Quanto al ruolo di Dell’Utri, per l’appello è più che provato che si impegnò per ottenere il sostegno della mafia per Forza Italia alle elezioni del 1994, ma «al di là del pieno coinvolgimento nell’accordo preelettorale (o nella promessa elettorale come pure definita)- sul quale sono state raccolte plurime e convergenti elementi di conferma perfino rafforzati in questo giudizio di appello, non si ha prova che a questa fase abbia fatto seguito la comunicazione della minaccia a Berlusconi per ottenere l’adempimento, appunto sotto la minaccia mafiosa, degli impegni assunti dallo stesso Dell’Utri nella precedente campagna elettorale».

In un altro passaggio importante, la Corte nega la tesi originaria della procura di Palermo, accolta in primo grado, per la quale la trattativa accelerò la strage di via D’Amelio. Sostiene invece che, venuto Riina a conoscenza che «uomini dello Stato si erano fatti sotto per negoziare», la notizia «non fece cambiare di una virgola, a Riina, i suoi piani», semmai è possibile che la strage «possa avere trovato origine nell’interessamento di Borsellino al rapporto mafia e appalti».

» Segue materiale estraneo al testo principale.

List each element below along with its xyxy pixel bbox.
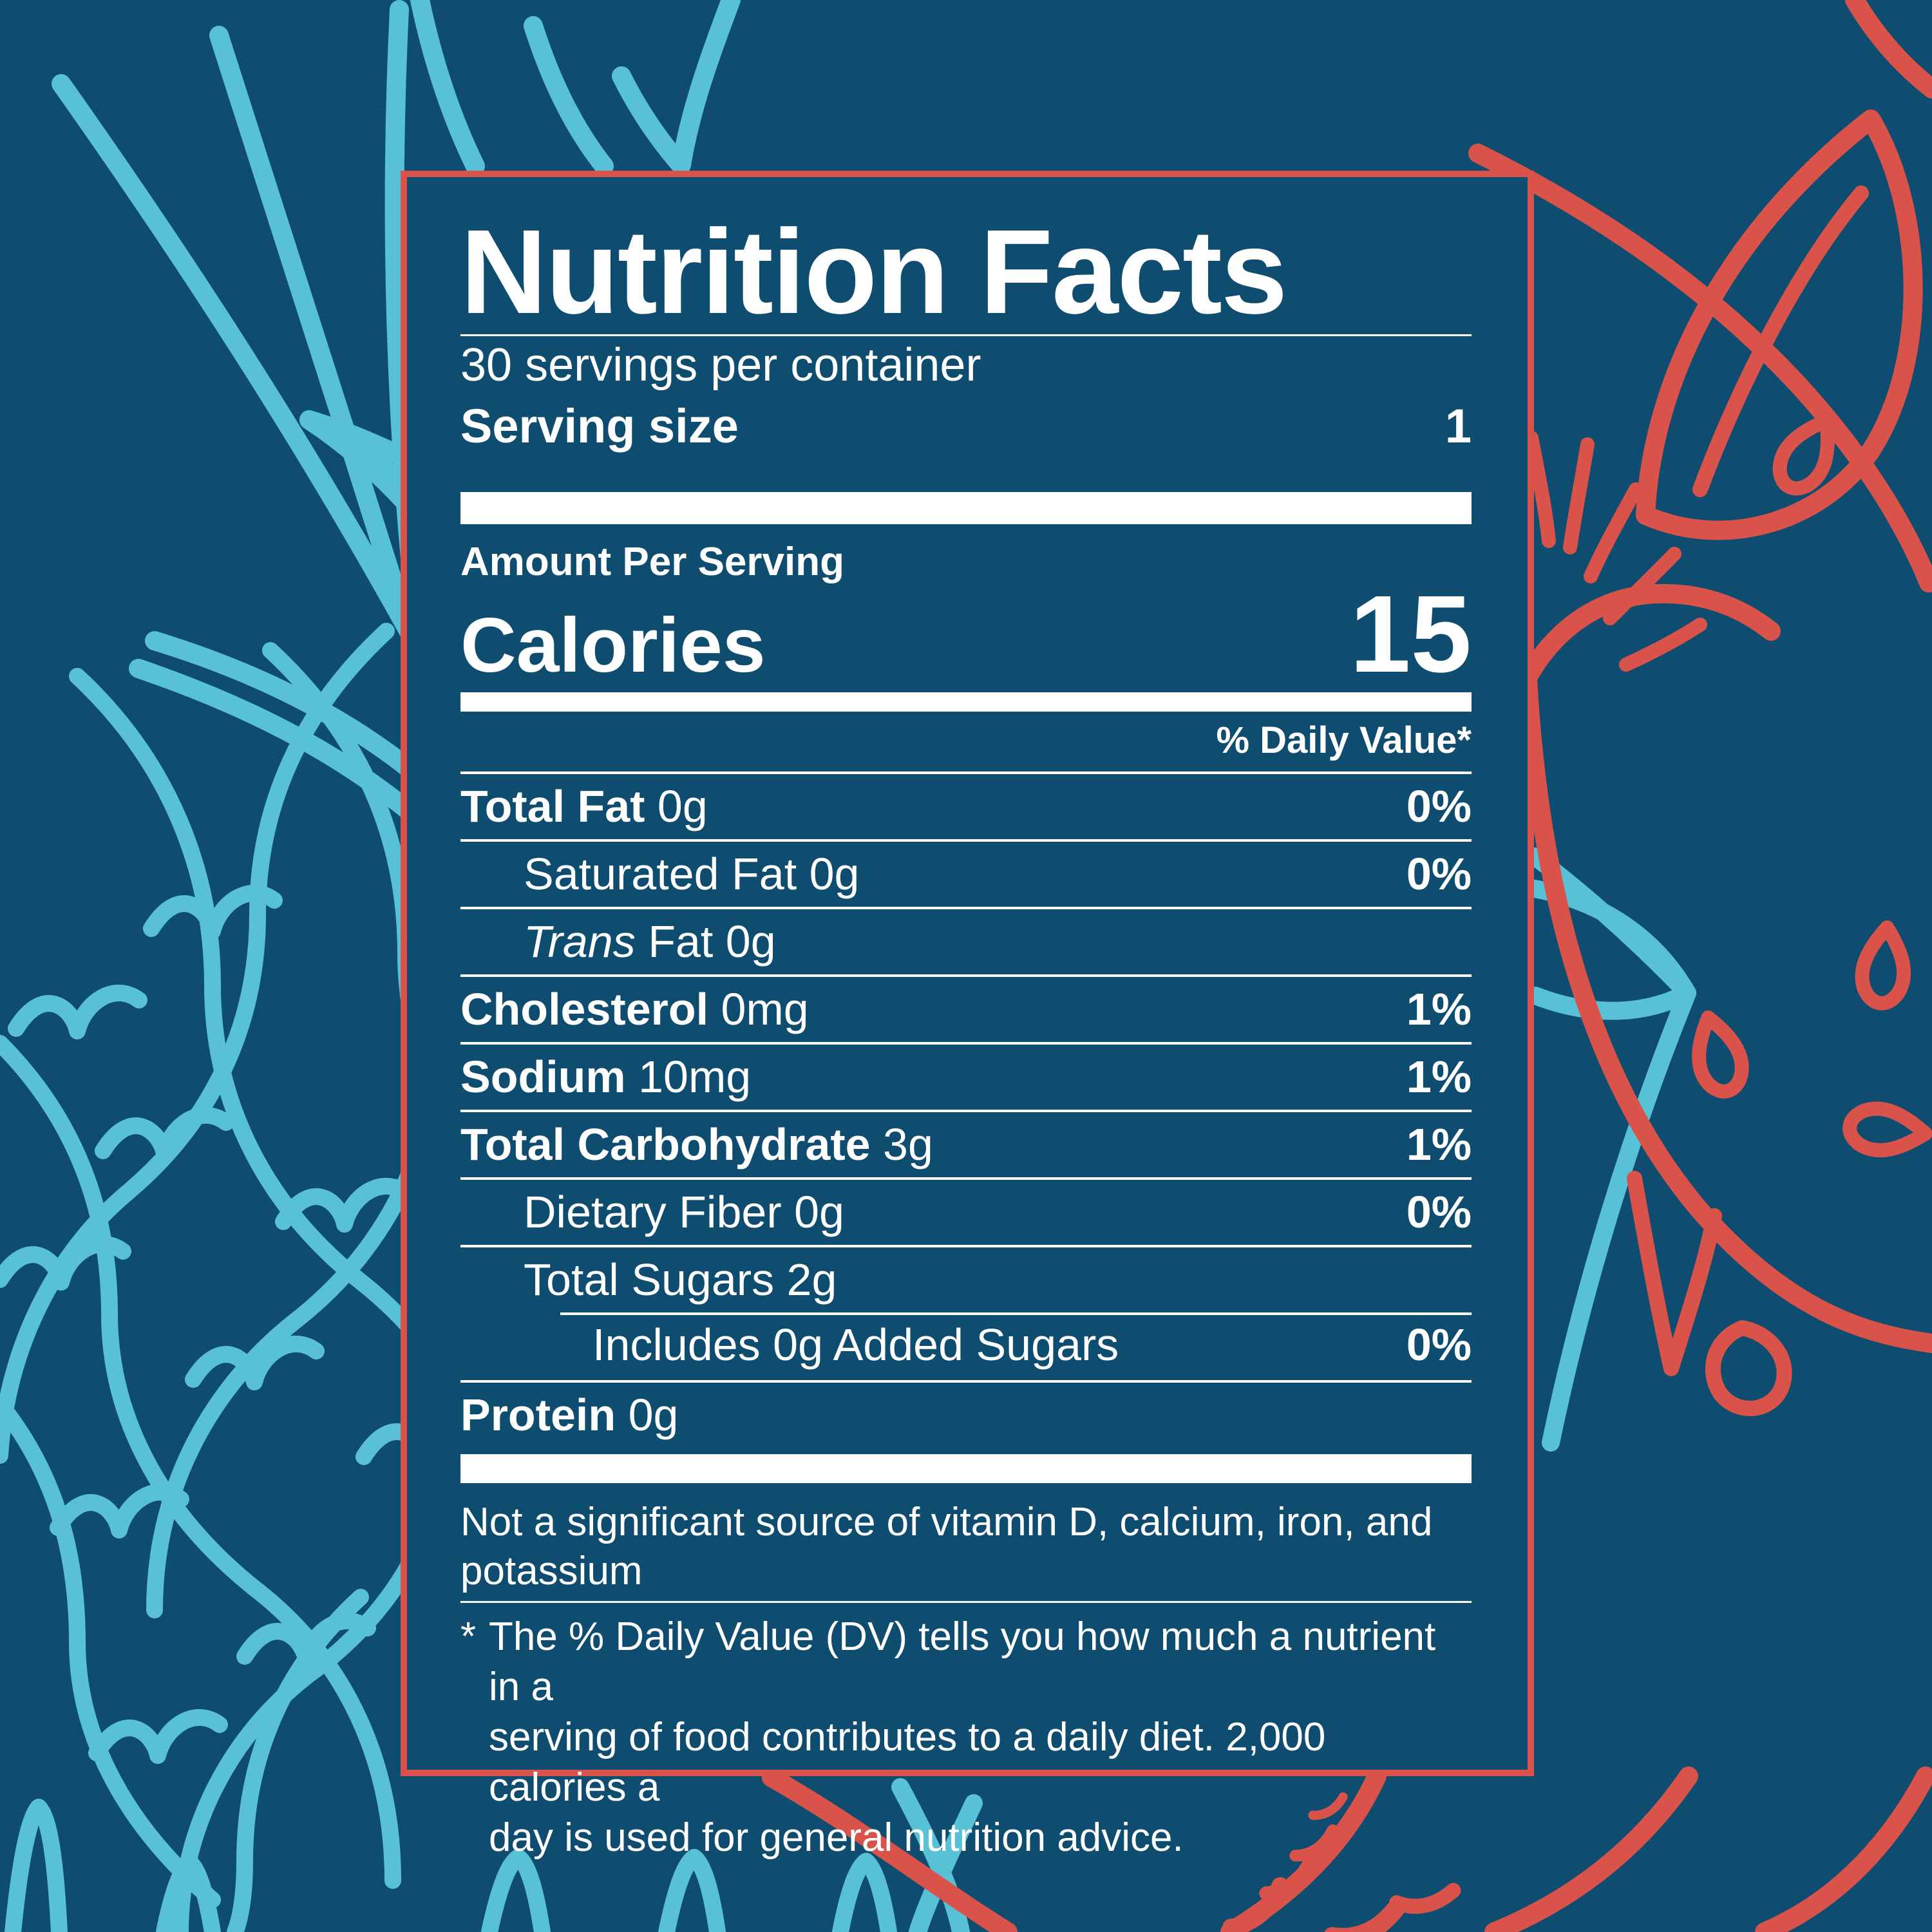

Infine le motivazioni definiscono «ingeneroso» e «fuorviante», frutto di «un errore di sintassi giuridica» l’aver ipotizzato «anche nei confronti di eminenti personalità istituzionali come il ministro Conso o il presidente Scalfaro, un concorso oggettivo alla realizzazione del reato o un cedimento alla minaccia mafiosa».